Pumpkin spice has become synonymous with fall, and food makers use that association to their advantage.
Author Michael Moss explained that companies add pumpkin spice to their products to evoke fall memories.
Food and memory are closely connected, which is why we feel attached to certain snacks.
As soon as Trader Joe's fall items hit the shelves in September, I felt a primal pull calling me to the grocery store. Call it an autumn breeze (even though it was 80 degrees out when I went) or seasonal tradition, I just knew I needed some pumpkin Joe-Joe's ASAP.
My pumpkin craving comes down to more than good marketing. According to Michael Moss, an award-winning investigative journalist who writes about the food industry, companies like Trader Joe's understand the sentimentality tied to fall flavors - and they're exploiting those emotions to get us to buy more snacks.
"It's family and it's wholesome and it's autumn leaves, right?" Moss said at the Environmental Working Group's CleanCon this week. "Some companies are drawing out those memories by adding the superficial elements of pumpkin spice to products that didn't have that before."
Where there was once pumpkin bread and puree in the fall dessert section, there's now a plethora of festive foods: pumpkin crescent rolls, pancake mix, and even hummus.
Surely Starbucks' annual PSL rollout - which seems to come earlier each year - strengthens the connection between pumpkin spice and the fall season. Marketing plays a huge role in our taste preferences, but people might not realize that those ads speak to a deep, even subconscious part of our brains.
Food and memory are intricately connected
We start developing memories of food at an early age - maybe as early as prenatal exposures in the womb, Moss explained at the EWG conference.
In his latest book, "Hooked: Food, Free Will, and How the Food Giants Exploit Our Addictions," Moss explores how food companies use those memories to their advantage. They make sure their products are inserted into happy memories, like a cold soda at a baseball game.
For Moss, the aroma of fresh Pop Tarts at a factory transported him back to his childhood. That connection helps explain why he started craving the comforting toaster pastries early in the pandemic, he said.

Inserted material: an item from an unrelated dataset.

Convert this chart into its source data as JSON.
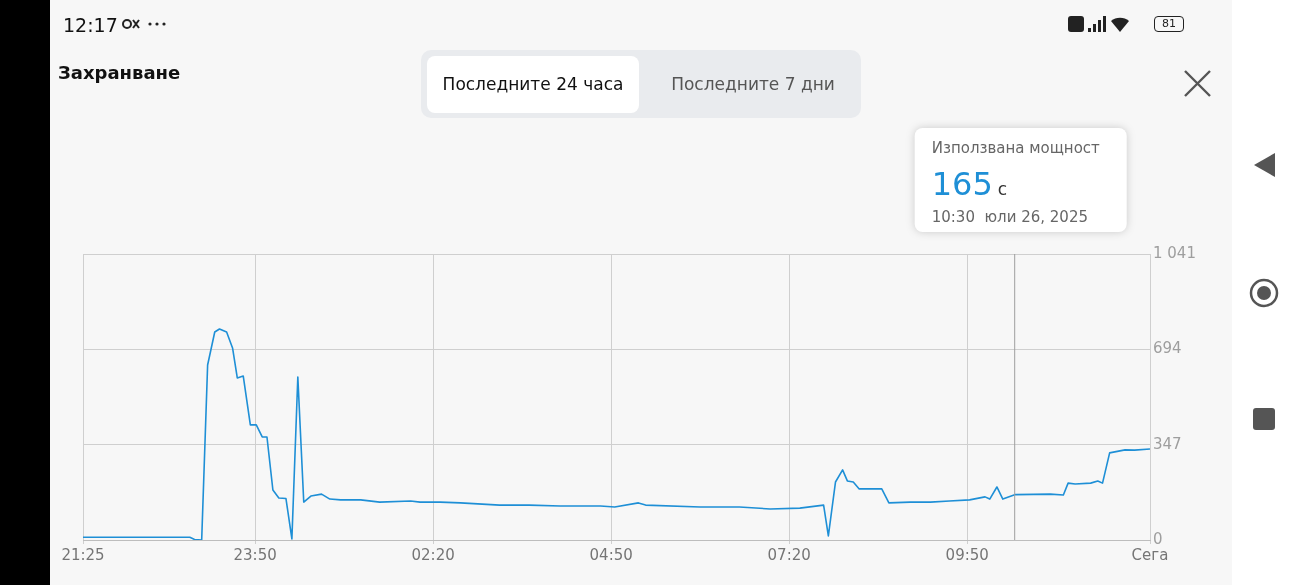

Studies in mice have shed some light on how this association may work in the brain. When exposed to the taste of toxic food, lab mice showed activation in their place-based memory centers. Tasting the contaminated food brought them right back to where they were when they first tried it, triggering an unpleasant memory.
In the case of pumpkin spice, smelling or tasting the flavor might bring back memories of the first chilly day of autumn or Halloween hayrides past. For fall lovers like me, the season wouldn't be the same without PSL-inspired treats.